I needed to find a username and password to a computer, but it was behind a lot of locked doors. Naturally I was hasitant, but when I was finally out of options, I pulled out the GEP gun between a lot of guards who were still on my side. I fired a rocket, blew up a door, walked through, picked up some stuff, went out and the guards didn't mind. I got my password, sent the transmission and became enemy of the state.

This strategy got its hilarious peak when I was infiltrating the office building in Hong Kong. JC Denton pretends to be a new employee and everybody claims to be watching him and saying that he shouldn't try anything funny. At a point I had to get a password from a locked cupboard in a full meeting room, so I pull out a grenade, blow up the cupboard and everybody flees the room.

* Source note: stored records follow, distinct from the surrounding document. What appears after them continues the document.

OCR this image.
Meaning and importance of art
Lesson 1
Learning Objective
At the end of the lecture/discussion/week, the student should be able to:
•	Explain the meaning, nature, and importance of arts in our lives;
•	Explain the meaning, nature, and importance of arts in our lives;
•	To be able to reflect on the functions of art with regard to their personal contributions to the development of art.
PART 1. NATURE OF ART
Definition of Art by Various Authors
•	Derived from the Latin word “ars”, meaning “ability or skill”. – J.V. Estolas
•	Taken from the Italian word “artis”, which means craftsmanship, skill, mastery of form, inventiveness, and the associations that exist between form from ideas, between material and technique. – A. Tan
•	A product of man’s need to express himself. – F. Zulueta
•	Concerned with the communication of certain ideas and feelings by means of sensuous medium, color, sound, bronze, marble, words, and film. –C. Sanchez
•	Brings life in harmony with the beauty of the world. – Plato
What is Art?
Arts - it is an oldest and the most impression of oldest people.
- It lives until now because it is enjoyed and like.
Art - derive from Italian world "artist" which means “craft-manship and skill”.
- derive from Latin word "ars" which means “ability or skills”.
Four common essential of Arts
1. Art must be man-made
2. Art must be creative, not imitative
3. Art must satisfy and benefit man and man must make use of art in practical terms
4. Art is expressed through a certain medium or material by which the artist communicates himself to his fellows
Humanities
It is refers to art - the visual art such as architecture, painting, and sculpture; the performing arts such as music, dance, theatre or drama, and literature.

I walk out of the room and nobody suspects me. The most weird moment was when I blew up the 2 guards in the huge, red hall. They both walk asynchonally up and down the hall, so I tried to hit them with one rocket when they meet eachother halfway. I shot the rocket and apparently the distance was long enough for nobody to see it. Eventually you'll need to download a code from a computer. This computer is in a very isolated spot with not that much people around. When you are at the computer practically nobody can see you. Yet, when I transmitted the code, an action that should not attract as much attention as, say, an explosion, everybody was out to get me. Oh well...

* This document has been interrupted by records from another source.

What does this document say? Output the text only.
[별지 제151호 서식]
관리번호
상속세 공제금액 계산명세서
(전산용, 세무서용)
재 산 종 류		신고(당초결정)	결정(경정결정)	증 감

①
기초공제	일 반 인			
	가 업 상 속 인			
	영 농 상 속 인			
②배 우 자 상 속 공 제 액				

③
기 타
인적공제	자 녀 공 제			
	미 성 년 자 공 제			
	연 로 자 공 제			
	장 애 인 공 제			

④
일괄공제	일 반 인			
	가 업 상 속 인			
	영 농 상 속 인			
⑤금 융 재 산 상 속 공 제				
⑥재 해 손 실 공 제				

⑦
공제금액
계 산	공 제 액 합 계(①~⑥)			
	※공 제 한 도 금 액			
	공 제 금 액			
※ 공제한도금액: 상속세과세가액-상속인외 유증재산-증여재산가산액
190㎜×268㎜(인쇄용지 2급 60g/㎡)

So, is Deus-Ex solvable with just weapons? The answer: No, but it should be. Practically you can blow up every door and if you can't, you can find a key or a code for it. There is one place where you need to break in a place with a multitool to get your stuff back, but there are enough multitools lying around to hack it without any electronics skill. Unfortunatly, I encountered a very nasty bug that's only hindering this kind of play-through. After I defeated Walten Simons in the submarine base the game didn't want me to open doors the conventional way anymore. Keys, lockpicks and multitools were still usefull, but numeric locks and computers suddenly refused every pass and code. In the submarine base I had no other choice than to fill in a little computer hacking, hack a terminal and open the doors. I got to the final part where you defeat the evil mastermind Bob Page, but every alternative ending is blocked by numeric locks and impenetrable doors. I had no multitool on me and I couldn't find any of them. I was inevitably stuck.

Got this pic probably from very demotivational

As said in my Motorhead review, Deus-Ex's graphics didn't age well, but weird play-throughs like this make it so much more fun than the games nowadays. If you are interested in screwing around with games, you should check this anti-walkthrough. There should be more of games like this, butI don't think you can make a game like the first Deus-Ex anymore. With the graphic standard being this high, I doubt you can get enough artists together for a reasonable price to make a game with this much options and so much locations. The follow up 'Deus-Ex Invisible war' failed miserably due to everything that can make a complete seperate rant that will someday end up here. They are trying again with Deus-Ex Human revolution which at least has a better premise than Invisible war, but I still have to see the feeling I had of the first being matched.